Anyone who has ever worked in a company has seen this play.
Some new metrics are introduced, usually as KPIs or dressing up KPIs.
Then the game begins.
Last year, Amazon built an internal AI leaderboard called KiroRank. We measured and ranked employees based on how well they used AI to perform their jobs.
The problem surfaced when managers discovered that employees were programming AI assistants to perform useless, mundane tasks in an effort to drive performance. This in itself was only a moderate problem. The real problem appeared in Amazon’s financial statements.
When using AI, tokens are typically written, which are small chunks of data. When AI algorithms process this data, sentences, words, and images are broken down and processed by the GPU.
This avalanche of new processing has led to a significant spike in token usage and an accompanying increase in costs.
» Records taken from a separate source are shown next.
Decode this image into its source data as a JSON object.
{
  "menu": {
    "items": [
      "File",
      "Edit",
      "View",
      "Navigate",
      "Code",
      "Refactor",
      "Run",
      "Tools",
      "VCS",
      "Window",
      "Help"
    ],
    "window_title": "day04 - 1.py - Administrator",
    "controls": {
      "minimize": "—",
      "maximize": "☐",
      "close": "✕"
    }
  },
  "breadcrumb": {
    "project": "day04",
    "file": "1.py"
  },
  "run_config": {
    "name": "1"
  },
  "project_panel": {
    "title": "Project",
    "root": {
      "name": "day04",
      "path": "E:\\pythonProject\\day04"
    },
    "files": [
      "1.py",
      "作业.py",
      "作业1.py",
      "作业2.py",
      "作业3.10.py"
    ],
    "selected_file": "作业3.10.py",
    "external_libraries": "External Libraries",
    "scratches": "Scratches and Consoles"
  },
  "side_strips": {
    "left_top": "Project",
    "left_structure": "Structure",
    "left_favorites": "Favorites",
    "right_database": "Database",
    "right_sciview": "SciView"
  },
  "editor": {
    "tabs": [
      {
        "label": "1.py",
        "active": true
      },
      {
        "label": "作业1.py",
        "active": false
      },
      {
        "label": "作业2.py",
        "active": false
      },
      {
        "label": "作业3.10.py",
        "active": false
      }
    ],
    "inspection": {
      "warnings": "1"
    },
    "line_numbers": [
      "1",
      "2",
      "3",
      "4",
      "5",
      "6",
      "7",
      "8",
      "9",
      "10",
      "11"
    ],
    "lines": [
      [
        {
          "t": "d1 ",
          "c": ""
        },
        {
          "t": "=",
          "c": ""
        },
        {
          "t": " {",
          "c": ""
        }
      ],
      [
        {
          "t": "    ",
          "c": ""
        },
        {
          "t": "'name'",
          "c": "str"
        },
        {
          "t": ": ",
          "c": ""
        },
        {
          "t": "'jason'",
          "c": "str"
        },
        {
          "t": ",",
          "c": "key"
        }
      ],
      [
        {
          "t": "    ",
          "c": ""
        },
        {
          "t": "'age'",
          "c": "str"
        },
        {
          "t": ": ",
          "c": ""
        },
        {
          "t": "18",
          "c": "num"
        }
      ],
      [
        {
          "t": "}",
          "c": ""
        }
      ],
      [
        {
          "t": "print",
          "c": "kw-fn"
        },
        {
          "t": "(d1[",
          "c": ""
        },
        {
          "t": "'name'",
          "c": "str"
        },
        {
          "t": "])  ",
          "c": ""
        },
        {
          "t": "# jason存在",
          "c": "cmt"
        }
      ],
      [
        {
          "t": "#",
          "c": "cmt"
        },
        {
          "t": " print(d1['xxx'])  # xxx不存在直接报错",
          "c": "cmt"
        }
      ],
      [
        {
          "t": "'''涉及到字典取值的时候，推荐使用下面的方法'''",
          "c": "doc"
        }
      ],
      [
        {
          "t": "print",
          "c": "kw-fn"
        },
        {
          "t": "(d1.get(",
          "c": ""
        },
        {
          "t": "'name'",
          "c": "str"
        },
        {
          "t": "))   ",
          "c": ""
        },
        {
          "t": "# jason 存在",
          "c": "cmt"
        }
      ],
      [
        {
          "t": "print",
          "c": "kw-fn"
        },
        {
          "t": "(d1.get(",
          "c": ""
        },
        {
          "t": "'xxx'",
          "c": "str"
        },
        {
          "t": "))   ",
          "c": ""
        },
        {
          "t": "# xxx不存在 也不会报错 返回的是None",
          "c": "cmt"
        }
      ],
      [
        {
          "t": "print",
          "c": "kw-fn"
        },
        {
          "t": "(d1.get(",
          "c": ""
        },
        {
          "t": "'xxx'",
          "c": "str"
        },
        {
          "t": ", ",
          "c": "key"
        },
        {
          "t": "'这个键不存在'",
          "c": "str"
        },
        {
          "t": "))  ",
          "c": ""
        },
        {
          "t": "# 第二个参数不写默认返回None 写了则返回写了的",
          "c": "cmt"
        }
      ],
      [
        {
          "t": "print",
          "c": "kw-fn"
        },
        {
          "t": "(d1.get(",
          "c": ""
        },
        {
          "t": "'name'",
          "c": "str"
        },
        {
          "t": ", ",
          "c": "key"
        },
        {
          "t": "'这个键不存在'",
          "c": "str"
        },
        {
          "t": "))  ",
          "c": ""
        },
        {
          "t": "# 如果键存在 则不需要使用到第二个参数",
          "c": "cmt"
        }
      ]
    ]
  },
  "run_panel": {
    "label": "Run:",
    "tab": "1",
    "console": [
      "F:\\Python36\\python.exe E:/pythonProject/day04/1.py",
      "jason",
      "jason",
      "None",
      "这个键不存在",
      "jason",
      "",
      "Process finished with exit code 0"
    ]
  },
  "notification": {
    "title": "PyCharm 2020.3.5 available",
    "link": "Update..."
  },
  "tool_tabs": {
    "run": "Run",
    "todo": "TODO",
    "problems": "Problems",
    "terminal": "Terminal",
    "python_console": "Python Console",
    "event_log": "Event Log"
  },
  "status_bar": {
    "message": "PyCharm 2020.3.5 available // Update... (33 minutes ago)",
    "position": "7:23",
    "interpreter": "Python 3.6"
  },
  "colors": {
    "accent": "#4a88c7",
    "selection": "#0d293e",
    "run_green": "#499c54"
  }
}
This effort was part of an effort to get 80% of Amazon developers to use AI on any given week. This was also done in the shadow of thousands of layoffs aimed at cutting costs and keeping pace with a $200 billion investment in AI.
David Treadwell, a senior vice president at Amazon, recently said that while leaderboards were built with good intentions, they led to token maxing, a Silicon Valley trend that measures employee performance solely by AI usage.
Treadwell told employees, “Don’t use AI just for the sake of using AI. Use AI to solve customer problems, use AI to solve business problems, and use AI to innovate.”
All of this could have been predicted, right?
It’s hard to miss the bit of irony in this. Amazon somehow found a way to make AI more expensive than hiring people.
It’s interesting that Amazon discovered the power of incentives, but it’s also interesting how this case reflects reality and fiction.
This work has the flavor of the classic science fiction short story The Plague of Midas, published in 1954 by Fred Pohl. The story is set in a future world inhabited by human-made robots that overproduce everything and create unparalleled abundance. As a result, the leader decides that each person should consume more and is given a consumption quota. Eventually, a man who programs his own robot, consumes it, and achieves his quota is hailed as a genius.
More than a century ago, the British discovered that colonial India had perverse incentives. They set bounties on cobras to reduce the cobra population. Eventually, authorities noticed an increase in the number of snakes and discovered a large cobra farm with thousands of cobras rampaging in their burrows.
In education, teachers who are evaluated by test scores often end up “teaching to the test” rather than helping students fundamentally understand the content. This produces the exact result that tests were designed to prevent: students who can understand without being able to understand.
Evaluating fast food workers on speed risks compromising other important metrics such as quality and safety.
And these metrics also overlook the importance of other outcomes. For example, Chick-fil-a ranks first in customer satisfaction and has the highest profit margin per store, despite being one of the slowest fast food lines in the industry.
The important thing was to make money, right?
You have to admit that there’s something terribly funny about Amazon creating a set of incentives for using AI, and then canceling their plans as soon as people respond to those incentives by using AI. Isn’t that the pinnacle of corporate stupidity?
Their team could have realized this mistake simply by referring to Goodhart’s Law, which states that once a goal becomes a measure, it is no longer a good measure (this explains the previous example).
It was painful to read this story. Because it reminded me of my time as a financial analyst. I spent countless hours moving money for executives. All to keep the KPIs green (even when they should be red). I wondered, “Was this really the point of this program?” My time was being sucked away from activities that added real value, just to create a cover.
Companies can consider how to benchmark these AI initiatives. History has taught us time and time again that human nature gravitates toward gamification and shortcuts.
Don’t get the point wrong
Yes, AI tools have many great uses.
The real point is that results-based implementations tend to produce better results in the long run. This is evidenced by the fact that 95% of generative AI pilots (test runs of AI programs within enterprises) fail. This is primarily because organizations measure success by adoption rates rather than actual usage results. This is also exacerbated by completely failed integrations by vendors.
According to Neil Dahl, an IBM Consulting global managing partner, “Rather than systematically asking, ‘How can technology improve my company?’ some people were spraying and praying.”
Law clerks should not be asking themselves how much AI they have used. You should ask if they found more errors, reduced document review time, or brought case files to the surface faster. However, many employees do not intuitively realize this themselves, especially when they are artificially forced to use AI.
This distinction between how much AI is used and what it actually produces is a key differentiator between leaderboards and actual strategy.
How to determine key performance indicators is not an easy task and is worthy of discussion and study. However, by working to get this approach right, companies can avoid significant amounts of time, money, and bad headlines like this one.